In Liberia, the leader of the opposition Liberty Party says he is not being courted by Vice President Joseph Boakai as a possible running mate in the 2017 presidential election.
Boakai was nominated this month by the ruling Unity Party to succeed President Ellen Johnson Sirleaf.
Brumskine wants Unity Party power to end
The Liberty Party's Charles Brumskine, who competed and lost the last two presidential elections, says he and other opposition parties look forward to changing the leadership of Liberia from the Unity Party to an opposition party, hopefully his party. Brumskine says he’s willing to work with other parties to come up with a united ticket against the ruling party.
“There’s no way that as an opposition political party we will be associated with the ruling party in the 2017 election. It’s simply rumors, and as has been in the past, the tactics of the Unity Party trying to distract the voters from the real issues. Let me make unequivocally clear, we’re not associated with the ruling party; we’re not going to run on the same ticket. We look forward to changing leadership from the ruling party to an opposition party, hopefully led by the Liberty Party,” he said.
It had also been rumored that Brumskine would team up with Liberian football legend George Weah’s Congress for Democratic Change.
Both Weah and Brumskine contested the 2005 and 2011 presidential elections individually and lost to President Sirleaf.
Brumskine will cooperate with other parties
Brumskine says he’s willing to put aside his own presidential aspiration to work with other parties to come up with a united ticket against the ruling party.
“We hope very much that we will be able to build an opposition coalition to oppose the ruling party,” Brumskine said.
He said he first proposed this opposition coalition at his party’s special convention in the city of Voinjama a year ago.
"I put forth an olive branch to all opposition parties.

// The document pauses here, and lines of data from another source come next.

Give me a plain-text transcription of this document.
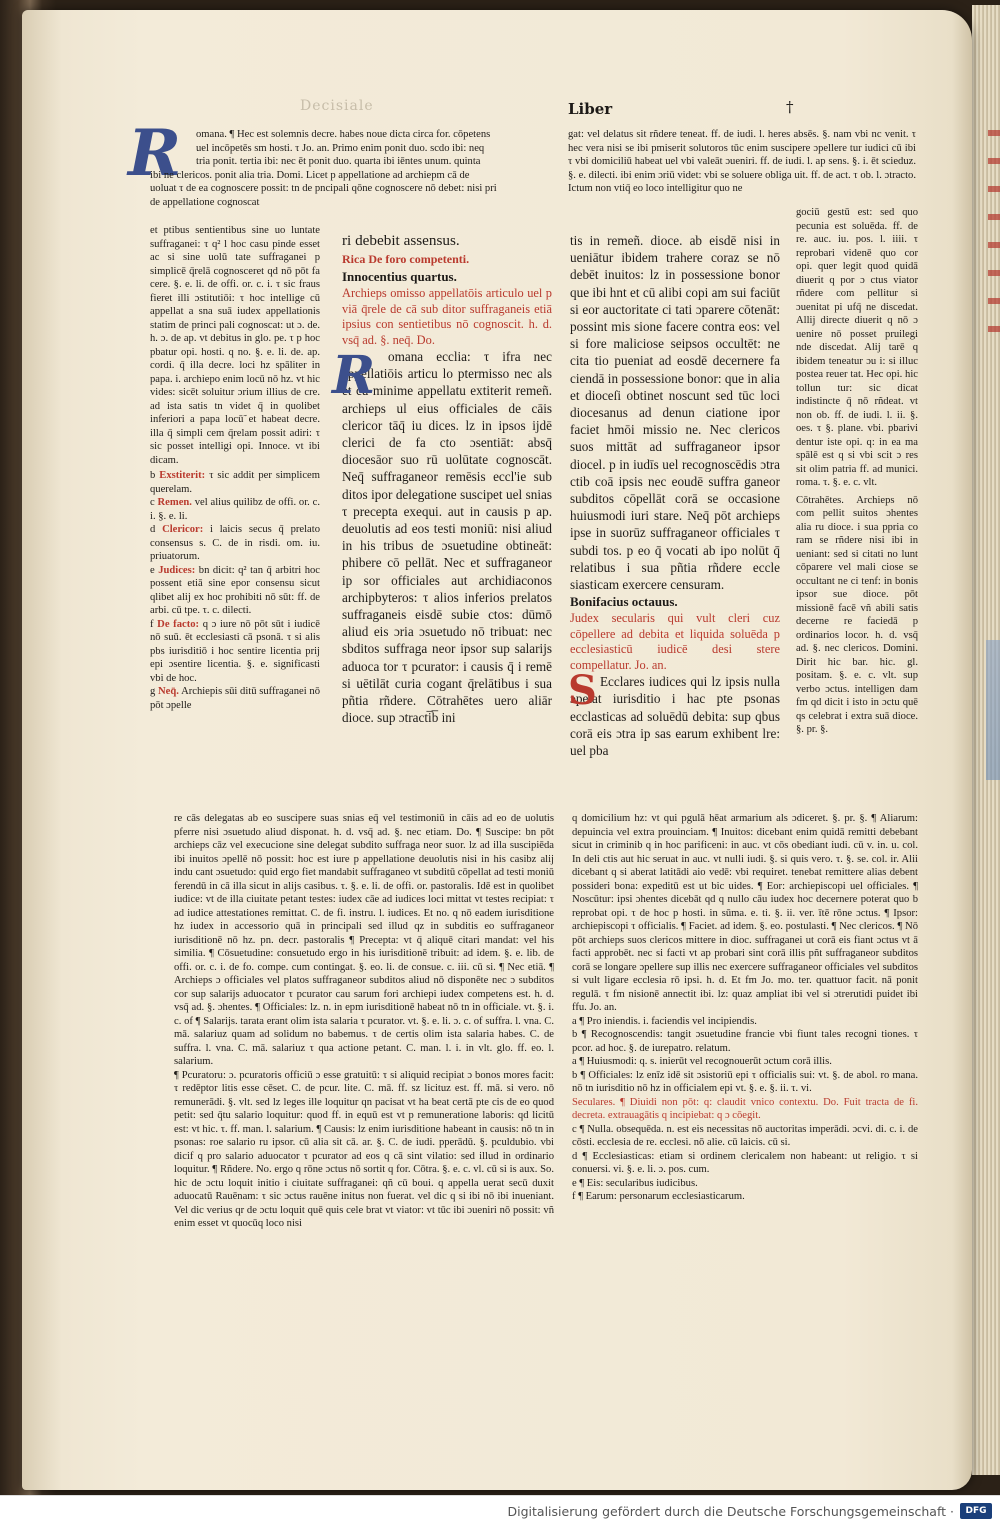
Decisiale	Liber	†
R omana. ¶ Hec est solemnis decre. habes noue dicta circa for. cōpetens

uel incōpetēs sm hosti. τ Jo. an. Primo enim ponit duo. scdo ibi: neq

tria ponit. tertia ibi: nec ēt ponit duo. quarta ibi iēntes unum. quinta

ibi ne clericos. ponit alia tria. Domi. Licet p appellatione ad archiepm cā de

uoluat τ de ea cognoscere possit: tn de pncipali qōne cognoscere nō debet: nisi pri

de appellatione cognoscat

et ptibus sentientibus sine uo luntate suffraganei: τ q² l hoc casu pinde esset ac si sine uolū tate suffraganei p simplicē q̄relā cognosceret qd nō pōt fa cere. §. e. li. de offi. or. c. i. τ sic fraus fieret illi ɔstitutiōi: τ hoc intellige cū appellat a sna suā iudex appellationis statim de princi pali cognoscat: ut ɔ. de. h. ɔ. de ap. vt debitus in glo. pe. τ p hoc pbatur opi. hosti. q no. §. e. li. de. ap. cordi. q̄ illa decre. loci hz spāliter in papa. i. archiepo enim locū nō hz. vt hic vides: sicēt soluitur ɔrium illius de cre. ad ista satis tn videt q̄ in quolibet inferiori a papa locū̃ et habeat decre. illa q̄ simpli cem q̄relam possit adiri: τ sic posset intelligi opi. Innoce. vt ibi dicam.

b Exstiterit: τ sic addit per simplicem querelam.

c Remen. vel alius quilibz de offi. or. c. i. §. e. li.

d Clericor: i laicis secus q̄ prelato consensus s. C. de in risdi. om. iu. priuatorum.

e Judices: bn dicit: q² tan q̄ arbitri hoc possent etiā sine epor consensu sicut qlibet alij ex hoc prohibiti nō sūt: ff. de arbi. cū tpe. τ. c. dilecti.

f De facto: q ɔ iure nō pōt sūt i iudicē nō suū. ēt ecclesiasti cā psonā. τ si alis pbs iurisditiō i hoc sentire licentia prij epi ɔsentire licentia. §. e. significasti vbi de hoc.

g Neq̄. Archiepis sūi ditū suffraganei nō pōt ɔpelle

ri debebit assensus.

Rica De foro competenti.

Innocentius quartus.

Archieps omisso appellatōis articulo uel p viā q̄rele de cā sub ditor suffraganeis etiā ipsius con sentietibus nō cognoscit. h. d. vsq̄ ad. §. neq̄. Do.

R omana ecclia: τ ifra nec appellatiōis articu lo ptermisso nec als et cū minime appellatu extiterit remeñ. archieps ul eius officiales de cāis clericor tāq̄ iu dices. lz in ipsos ijdē clerici de fa cto ɔsentiāt: absq̄ diocesāor suo rū uolūtate cognoscāt. Neq̄ suffraganeor remēsis eccl'ie sub ditos ipor delegatione suscipet uel snias τ precepta exequi. aut in causis p ap. deuolutis ad eos testi moniū: nisi aliud in his tribus de ɔsuetudine obtineāt: phibere cō pellāt. Nec et suffraganeor ip sor officiales aut archidiaconos archipbyteros: τ alios inferios prelatos suffraganeis eisdē subie ctos: dūmō aliud eis ɔria ɔsuetudo nō tribuat: nec sbditos suffraga neor ipsor sup salarijs aduoca tor τ pcurator: i causis q̄ i remē si uētilāt curia cogant q̄relātibus i sua pñtia rñdere. Cōtrahētes uero aliār dioce. sup ɔtracti̅b̅ ini

gat: vel delatus sit rñdere teneat. ff. de iudi. l. heres absēs. §. nam vbi nc venit. τ hec vera nisi se ibi pmiserit solutoros tūc enim suscipere ɔpellere tur iudici cū ibi τ vbi domiciliū habeat uel vbi valeāt ɔueniri. ff. de iudi. l. ap sens. §. i. ēt scieduz. §. e. dilecti. ibi enim ɔriū videt: vbi se soluere obliga uit. ff. de act. τ ob. l. ɔtracto. Ictum non vtiq̄ eo loco intelligitur quo ne

tis in remeñ. dioce. ab eisdē nisi in ueniātur ibidem trahere coraz se nō debēt inuitos: lz in possessione bonor que ibi hnt et cū alibi copi am sui faciūt si eor auctoritate ci tati ɔparere cōtenāt: possint mis sione facere contra eos: vel si fore maliciose seipsos occultēt: ne cita tio pueniat ad eosdē decernere fa ciendā in possessione bonor: que in alia et dioceſi obtinet noscunt sed tūc loci diocesanus ad denun ciatione ipor faciet hmōi missio ne. Nec clericos suos mittāt ad suffraganeor ipsor diocel. p in iudīs uel recognoscēdis ɔtra ctib coā ipsis nec eoudē suffra ganeor subditos cōpellāt corā se occasione huiusmodi iuri stare. Neq̄ pōt archieps ipse in suorūz suffraganeor officiales τ subdi tos. p eo q̄ vocati ab ipo nolūt q̄ relatibus i sua pñtia rñdere eccle siasticam exercere censuram.

Bonifacius octauus.

Judex secularis qui vult cleri cuz cōpellere ad debita et liquida soluēda p ecclesiasticū iudicē desi stere compellatur. Jo. an.

S Ecclares iudices qui lz ipsis nulla ɔpetat iurisditio i hac pte psonas ecclasticas ad soluēdū debita: sup qbus corā eis ɔtra ip sas earum exhibent lre: uel pba

gociū gestū est: sed quo pecunia est soluēda. ff. de re. auc. iu. pos. l. iiii. τ reprobari videnē quo cor opi. quer legit quod quidā diuerit q por ɔ ctus viator rñdere com pellitur si ɔuenitat pi ufq̄ ne discedat. Allij directe diuerit q nō ɔ uenire nō posset pruilegi nde discedat. Alij tarē q ibidem teneatur ɔu i: si illuc postea reuer tat. Hec opi. hic tollun tur: sic dicat indistincte q̄ nō rñdeat. vt non ob. ff. de iudi. l. ii. §. oes. τ §. plane. vbi. pbarivi dentur iste opi. q: in ea ma spālē est q si vbi scit ɔ res sit olim patria ff. ad munici. roma. τ. §. e. c. vlt.

Cōtrahētes. Archieps nō com pellit suitos ɔhentes alia ru dioce. i sua ppria co ram se rñdere nisi ibi in ueniant: sed si citati no lunt cōparere vel mali ciose se occultant ne ci tenf: in bonis ipsor sue dioce. pōt missionē facē vñ abili satis decerne re faciedā p ordinarios locor. h. d. vsq̄ ad. §. nec clericos. Domini. Dirit hic bar. hic. gl. positam. §. e. c. vlt. sup verbo ɔctus. intelligen dam fm qd dicit i isto in ɔctu quē qs celebrat i extra suā dioce. §. pr. §.

re cās delegatas ab eo suscipere suas snias eq̄ vel testimoniū in cāis ad eo de uolutis pferre nisi ɔsuetudo aliud disponat. h. d. vsq̄ ad. §. nec etiam. Do. ¶ Suscipe: bn pōt archieps cāz vel execucione sine delegat subdito suffraga neor suor. lz ad illa suscipiēda ibi inuitos ɔpellē nō possit: hoc est iure p appellatione deuolutis nisi in his casibz alij indu cant ɔsuetudo: quid ergo fiet mandabit suffraganeo vt subditū cōpellat ad testi moniū ferendū in cā illa sicut in alijs casibus. τ. §. e. li. de offi. or. pastoralis. Idē est in quolibet iudice: vt de illa ciuitate petant testes: iudex cāe ad iudices loci mittat vt testes recipiat: τ ad iudice attestationes remittat. C. de fi. instru. l. iudices. Et no. q nō eadem iurisditione hz iudex in accessorio quā in principali sed illud qz in subditis eo suffraganeor iurisditionē nō hz. pn. decr. pastoralis ¶ Precepta: vt q̄ aliquē citari mandat: vel his similia. ¶ Cōsuetudine: consuetudo ergo in his iurisditionē tribuit: ad idem. §. e. lib. de offi. or. c. i. de fo. compe. cum contingat. §. eo. li. de consue. c. iii. cū si. ¶ Nec etiā. ¶ Archieps ɔ officiales vel platos suffraganeor subditos aliud nō disponēte nec ɔ subditos cor sup salarijs aduocator τ pcurator cau sarum fori archiepi iudex competens est. h. d. vsq̄ ad. §. ɔhentes. ¶ Officiales: lz. n. in epm iurisditionē habeat nō tn in officiale. vt. §. i. c. of ¶ Salarijs. tarata erant olim ista salaria τ pcurator. vt. §. e. li. ɔ. c. of suffra. l. vna. C. mā. salariuz quam ad solidum no babemus. τ de certis olim ista salaria habes. C. de suffra. l. vna. C. mā. salariuz τ qua actione petant. C. man. l. i. in vlt. glo. ff. eo. l. salarium.

¶ Pcuratoru: ɔ. pcuratoris officiū ɔ esse gratuitū: τ si aliquid recipiat ɔ bonos mores facit: τ redēptor litis esse cēset. C. de pcur. lite. C. mā. ff. sz licituz est. ff. mā. si vero. nō remunerādi. §. vlt. sed lz leges ille loquitur qn pacisat vt ha beat certā pte cis de eo quod petit: sed q̄tu salario loquitur: quod ff. in equū est vt p remuneratione laboris: qd licitū est: vt hic. τ. ff. man. l. salarium. ¶ Causis: lz enim iurisditione habeant in causis: nō tn in psonas: roe salario ru ipsor. cū alia sit cā. ar. §. C. de iudi. pperādū. §. pculdubio. vbi dicif q pro salario aduocator τ pcurator ad eos q cā sint vilatio: sed illud in ordinario loquitur. ¶ Rñdere. No. ergo q rōne ɔctus nō sortit q for. Cōtra. §. e. c. vl. cū si is aux. So. hic de ɔctu loquit initio i ciuitate suffraganei: qñ cū boui. q appella uerat secū duxit aduocatū Rauēnam: τ sic ɔctus rauēne initus non fuerat. vel dic q si ibi nō ibi inueniant. Vel dic verius qr de ɔctu loquit quē quis cele brat vt viator: vt tūc ibi ɔueniri nō possit: vñ enim esset vt quocūq loco nisi

q domicilium hz: vt qui pgulā hēat armarium als ɔdiceret. §. pr. §. ¶ Aliarum: depuincia vel extra prouinciam. ¶ Inuitos: dicebant enim quidā remitti debebant sicut in criminib q in hoc parificeni: in auc. vt cōs obediant iudi. cū v. in. u. col. In deli ctis aut hic seruat in auc. vt nulli iudi. §. si quis vero. τ. §. se. col. ir. Alii dicebant q si aberat latitādi aio vedē: vbi requiret. tenebat remittere alias debent possideri bona: expeditū est ut bic uides. ¶ Eor: archiepiscopi uel officiales. ¶ Noscūtur: ipsi ɔhentes dicebāt qd q nullo cāu iudex hoc decernere poterat quo b reprobat opi. τ de hoc p hosti. in sūma. e. ti. §. ii. ver. ītē rōne ɔctus. ¶ Ipsor: archiepiscopi τ officialis. ¶ Faciet. ad idem. §. eo. postulasti. ¶ Nec clericos. ¶ Nō pōt archieps suos clericos mittere in dioc. suffraganei ut corā eis fiant ɔctus vt ā facti approbēt. nec si facti vt ap probari sint corā illis pñt suffraganeor subditos corā se longare ɔpellere sup illis nec exercere suffraganeor officiales vel subditos si vult ligare ecclesia rō ipsi. h. d. Et fm Jo. mo. ter. quattuor facit. nā ponit regulā. τ fm nisionē annectit ibi. lz: quaz ampliat ibi vel si ɔtrerutidi puidet ibi ffu. Jo. an.

a ¶ Pro iniendis. i. faciendis vel incipiendis.

b ¶ Recognoscendis: tangit ɔsuetudine francie vbi fiunt tales recogni tiones. τ pcor. ad hoc. §. de iurepatro. relatum.

a ¶ Huiusmodi: q. s. inierūt vel recognouerūt ɔctum corā illis.

b ¶ Officiales: lz enīz idē sit ɔsistoriū epi τ officialis sui: vt. §. de abol. ro mana. nō tn iurisditio nō hz in officialem epi vt. §. e. §. ii. τ. vi.

Seculares. ¶ Diuidi non pōt: q: claudit vnico contextu. Do. Fuit tracta de fi. decreta. extrauagātis q incipiebat: q ɔ cōegit.

c ¶ Nulla. obsequēda. n. est eis necessitas nō auctoritas imperādi. ɔcvi. di. c. i. de cōsti. ecclesia de re. ecclesi. nō alie. cū laicis. cū si.

d ¶ Ecclesiasticas: etiam si ordinem clericalem non habeant: ut religio. τ si conuersi. vi. §. e. li. ɔ. pos. cum.

e ¶ Eis: secularibus iudicibus.

f ¶ Earum: personarum ecclesiasticarum.

Digitalisierung gefördert durch die Deutsche Forschungsgemeinschaft ·	DFG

I said to them let us follow the example of Nigeria and let us get together, sit in a room. I’m prepared to walk out of that room, not having my personal goals accomplished as long as we come out with a ticket that the Liberian people will respect, will vote for to ensure that Unity Party does not perpetuate itself in power,” Brumskine said.

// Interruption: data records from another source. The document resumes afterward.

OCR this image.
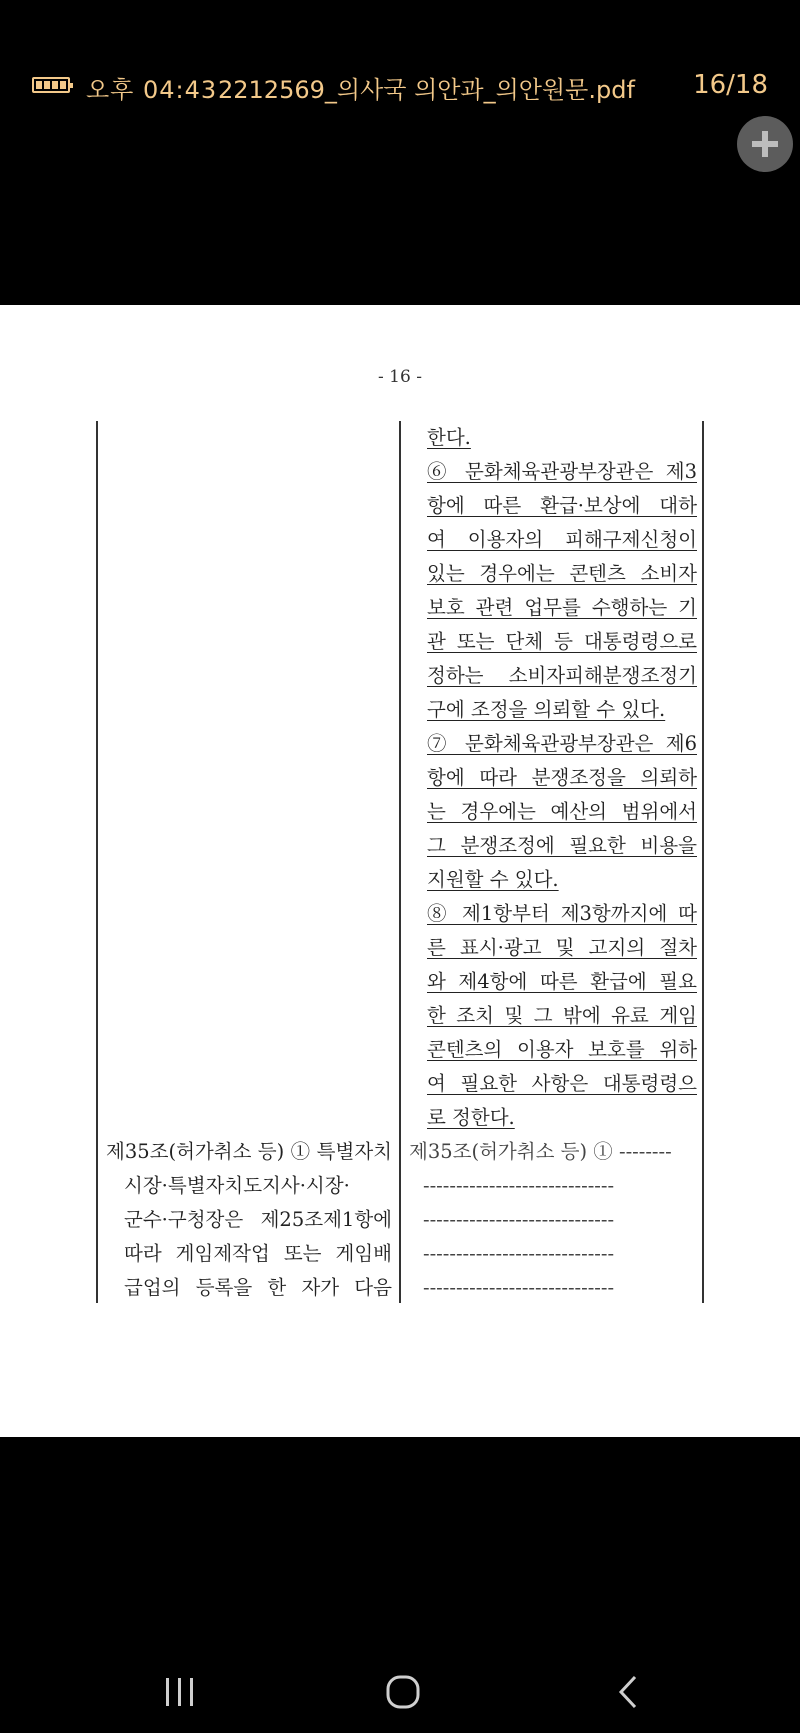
오후 04:43 2212569_의사국 의안과_의안원문.pdf 16/18
- 16 -
한다.
⑥ 문화체육관광부장관은 제3
항에 따른 환급·보상에 대하
여 이용자의 피해구제신청이
있는 경우에는 콘텐츠 소비자
보호 관련 업무를 수행하는 기
관 또는 단체 등 대통령령으로
정하는 소비자피해분쟁조정기
구에 조정을 의뢰할 수 있다.
⑦ 문화체육관광부장관은 제6
항에 따라 분쟁조정을 의뢰하
는 경우에는 예산의 범위에서
그 분쟁조정에 필요한 비용을
지원할 수 있다.
⑧ 제1항부터 제3항까지에 따
른 표시·광고 및 고지의 절차
와 제4항에 따른 환급에 필요
한 조치 및 그 밖에 유료 게임
콘텐츠의 이용자 보호를 위하
여 필요한 사항은 대통령령으
로 정한다.
제35조(허가취소 등) ① 특별자치
시장·특별자치도지사·시장·
군수·구청장은 제25조제1항에
따라 게임제작업 또는 게임배
급업의 등록을 한 자가 다음
제35조(허가취소 등) ① --------
-----------------------------
-----------------------------
-----------------------------
-----------------------------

Brumskine blames himself for losing previous elections
Brumskine said he lost the elections of 2005 and 2011 because he did not effectively articulate what his party stands for.
“The failure of Liberty Party the last two times around I attribute to myself because we have, as a political party, the best national agenda, the best vision for our country. I have not effectively communicated it to the Liberian people over the past two elections,” Brumskine said.

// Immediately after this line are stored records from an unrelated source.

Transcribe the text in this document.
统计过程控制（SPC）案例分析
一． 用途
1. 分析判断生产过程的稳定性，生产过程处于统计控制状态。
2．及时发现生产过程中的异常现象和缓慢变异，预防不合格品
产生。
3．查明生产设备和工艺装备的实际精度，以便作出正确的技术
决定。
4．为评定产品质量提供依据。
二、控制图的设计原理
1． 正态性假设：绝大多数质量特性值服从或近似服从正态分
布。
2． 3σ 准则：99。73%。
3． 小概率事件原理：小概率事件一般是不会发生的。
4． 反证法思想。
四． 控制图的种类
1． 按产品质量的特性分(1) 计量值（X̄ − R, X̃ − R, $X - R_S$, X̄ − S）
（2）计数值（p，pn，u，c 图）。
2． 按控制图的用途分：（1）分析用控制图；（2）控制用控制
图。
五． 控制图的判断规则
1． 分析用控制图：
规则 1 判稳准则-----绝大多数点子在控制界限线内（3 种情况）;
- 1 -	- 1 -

He said the party’s platform is based on four strategic principles called the 4Rs – reconciliation, reform, rebuild, and recovery.
“Everything we want to do to change the direction of this country and for the good of our people and to build on the foundation that President Sirleaf has laid will be found in one of the 4Rs,” he said.
Corruption in Liberia must end
Brumskine said he does not want to politicize the Global Witness corruption report. But he hopes the investigation will go further to include past General Auditing Commission reports that are not currently being investigated by the Anti-Corruption Commission or prosecuted by the Justice Ministry.
“My suggestion, however it will be, that the fight against corruption does stop with the Global Witness report. As you know, corruption deprives the average Liberian of the schools they should have for their children. So, we must all join in the fight against corruption and make sure that we move this country to different level,” he said.
The London-based Global Witness alleged in a report released in May this is year that over $950,000 in bribes and other suspicious payments were made to top Liberian officials by the Britain-based Sable Mining company and its Liberian lawyer, Varney Sherman.
According to the report, Sable Mining wanted to get the concession rights to Liberia’s Wologizi Iron ore. Sherman allegedly told the company that in order to get the contract, Sable Mining must first offer bribes to senior officials to change Liberia’s concession laws.
Sherman and former Speaker of the Liberian Legislature Alex Tyler have both been indicted and are awaiting trial.